What’s the story on salt?
If you are an athlete, it is very easy to get confused about sodium intake. Doctors always tell us to limit our sodium intake, especially as we get older, due to the impact it has on increasing blood pressure. However, coaches tell athletes they need to take sodium supplements during activities to optimize performance levels.
So who is correct?
The short answer is they are both correct.
Let’s first look at what sodium does. Sodium is required to transport fluid through the body. As an individual becomes active, the body temperature begins to rise. In an attempt to cool the system, the body will transport water through the skin. If an individual does not have enough sodium to transport water through the system, the individual’s body temperature will rise, and performance will decline. That is why coaches tell athletes to take sodium supplements.
So how much should athletes take in?
For every pound of water weight lost during activity through sweat, athletes will lose in a range of 300 to 1,100 mg, or, on average, around 500 mg of sodium. I find that most athletes will lose 1 to 2 ½ pounds of water weight for every hour of exercise. That would mean that most individuals will need to take in 500 to 1,250 mg of sodium for every hour of exercise. However there are many factors that need to be determined before deciding on how much sodium should be replaced for each athlete.
Heat and humidity level play a large role in sodium loss. The more humid and hotter it is, the harder it will be for the body to keep cool during activity; the body will continue to sweat in an attempt to maintain body temperature. With increasing intensity, the harder the body has to work, and the more the body will sweat. Efforts at lower intensity will result in lower sweat levels, and less sodium will be needed. An individual’s fitness level and family genetics will also play a role with sweat rate. Athletes should track fluid loss during activity or do a sweat-rate test to get a better understanding of their supplement requirements.

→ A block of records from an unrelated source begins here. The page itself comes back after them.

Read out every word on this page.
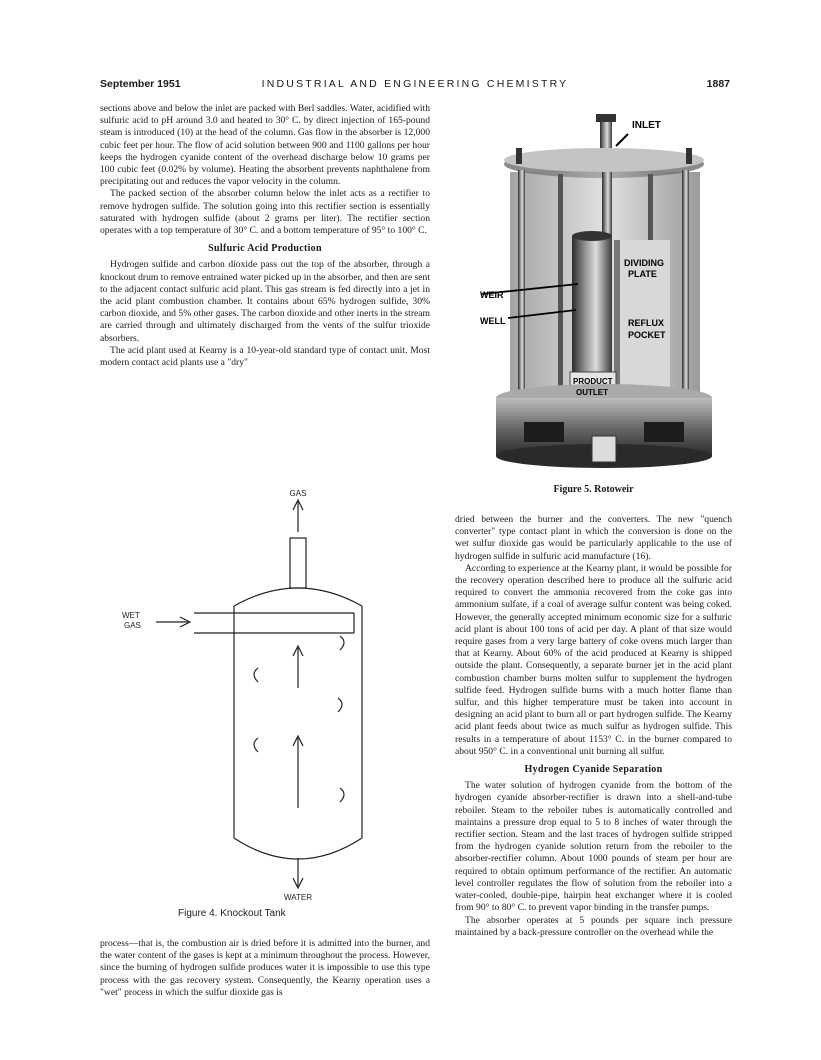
September 1951	INDUSTRIAL AND ENGINEERING CHEMISTRY	1887

sections above and below the inlet are packed with Berl saddles. Water, acidified with sulfuric acid to pH around 3.0 and heated to 30° C. by direct injection of 165-pound steam is introduced (10) at the head of the column. Gas flow in the absorber is 12,000 cubic feet per hour. The flow of acid solution between 900 and 1100 gallons per hour keeps the hydrogen cyanide content of the overhead discharge below 10 grams per 100 cubic feet (0.02% by volume). Heating the absorbent prevents naphthalene from precipitating out and reduces the vapor velocity in the column.

The packed section of the absorber column below the inlet acts as a rectifier to remove hydrogen sulfide. The solution going into this rectifier section is essentially saturated with hydrogen sulfide (about 2 grams per liter). The rectifier section operates with a top temperature of 30° C. and a bottom temperature of 95° to 100° C.

Sulfuric Acid Production

Hydrogen sulfide and carbon dioxide pass out the top of the absorber, through a knockout drum to remove entrained water picked up in the absorber, and then are sent to the adjacent contact sulfuric acid plant. This gas stream is fed directly into a jet in the acid plant combustion chamber. It contains about 65% hydrogen sulfide, 30% carbon dioxide, and 5% other gases. The carbon dioxide and other inerts in the stream are carried through and ultimately discharged from the vents of the sulfur trioxide absorbers.

The acid plant used at Kearny is a 10-year-old standard type of contact unit. Most modern contact acid plants use a "dry"

INLET
DIVIDING
PLATE
WEIR
WELL	REFLUX
POCKET
PRODUCT
OUTLET
Figure 5. Rotoweir
GAS
WET
GAS
WATER
Figure 4. Knockout Tank

process—that is, the combustion air is dried before it is admitted into the burner, and the water content of the gases is kept at a minimum throughout the process. However, since the burning of hydrogen sulfide produces water it is impossible to use this type process with the gas recovery system. Consequently, the Kearny operation uses a "wet" process in which the sulfur dioxide gas is

dried between the burner and the converters. The new "quench converter" type contact plant in which the conversion is done on the wet sulfur dioxide gas would be particularly applicable to the use of hydrogen sulfide in sulfuric acid manufacture (16).

According to experience at the Kearny plant, it would be possible for the recovery operation described here to produce all the sulfuric acid required to convert the ammonia recovered from the coke gas into ammonium sulfate, if a coal of average sulfur content was being coked. However, the generally accepted minimum economic size for a sulfuric acid plant is about 100 tons of acid per day. A plant of that size would require gases from a very large battery of coke ovens much larger than that at Kearny. About 60% of the acid produced at Kearny is shipped outside the plant. Consequently, a separate burner jet in the acid plant combustion chamber burns molten sulfur to supplement the hydrogen sulfide feed. Hydrogen sulfide burns with a much hotter flame than sulfur, and this higher temperature must be taken into account in designing an acid plant to burn all or part hydrogen sulfide. The Kearny acid plant feeds about twice as much sulfur as hydrogen sulfide. This results in a temperature of about 1153° C. in the burner compared to about 950° C. in a conventional unit burning all sulfur.

Hydrogen Cyanide Separation

The water solution of hydrogen cyanide from the bottom of the hydrogen cyanide absorber-rectifier is drawn into a shell-and-tube reboiler. Steam to the reboiler tubes is automatically controlled and maintains a pressure drop equal to 5 to 8 inches of water through the rectifier section. Steam and the last traces of hydrogen sulfide stripped from the hydrogen cyanide solution return from the reboiler to the absorber-rectifier column. About 1000 pounds of steam per hour are required to obtain optimum performance of the rectifier. An automatic level controller regulates the flow of solution from the reboiler into a water-cooled, double-pipe, hairpin heat exchanger where it is cooled from 90° to 80° C. to prevent vapor binding in the transfer pumps.

The absorber operates at 5 pounds per square inch pressure maintained by a back-pressure controller on the overhead while the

What can be especially confusing is some athletes feel like they can always have a high intake of sodium for any meal, but that is not the case. The only time an individual should supplement sodium intake is during activity. Once the activity is over, there is no need for higher sodium levels. Individuals should try to keep daily sodium levels around 1,500 mg counting everything they eat for the day.
So, if you have an hour workout where you need an additional 500 mg of sodium, then your total daily sodium intake should be 2,000 mg for that day.
Understanding how much you sweat and how much sodium you need from day to day will improve performance levels. However, limiting sodium levels on days you are inactive is the best way to remain healthy.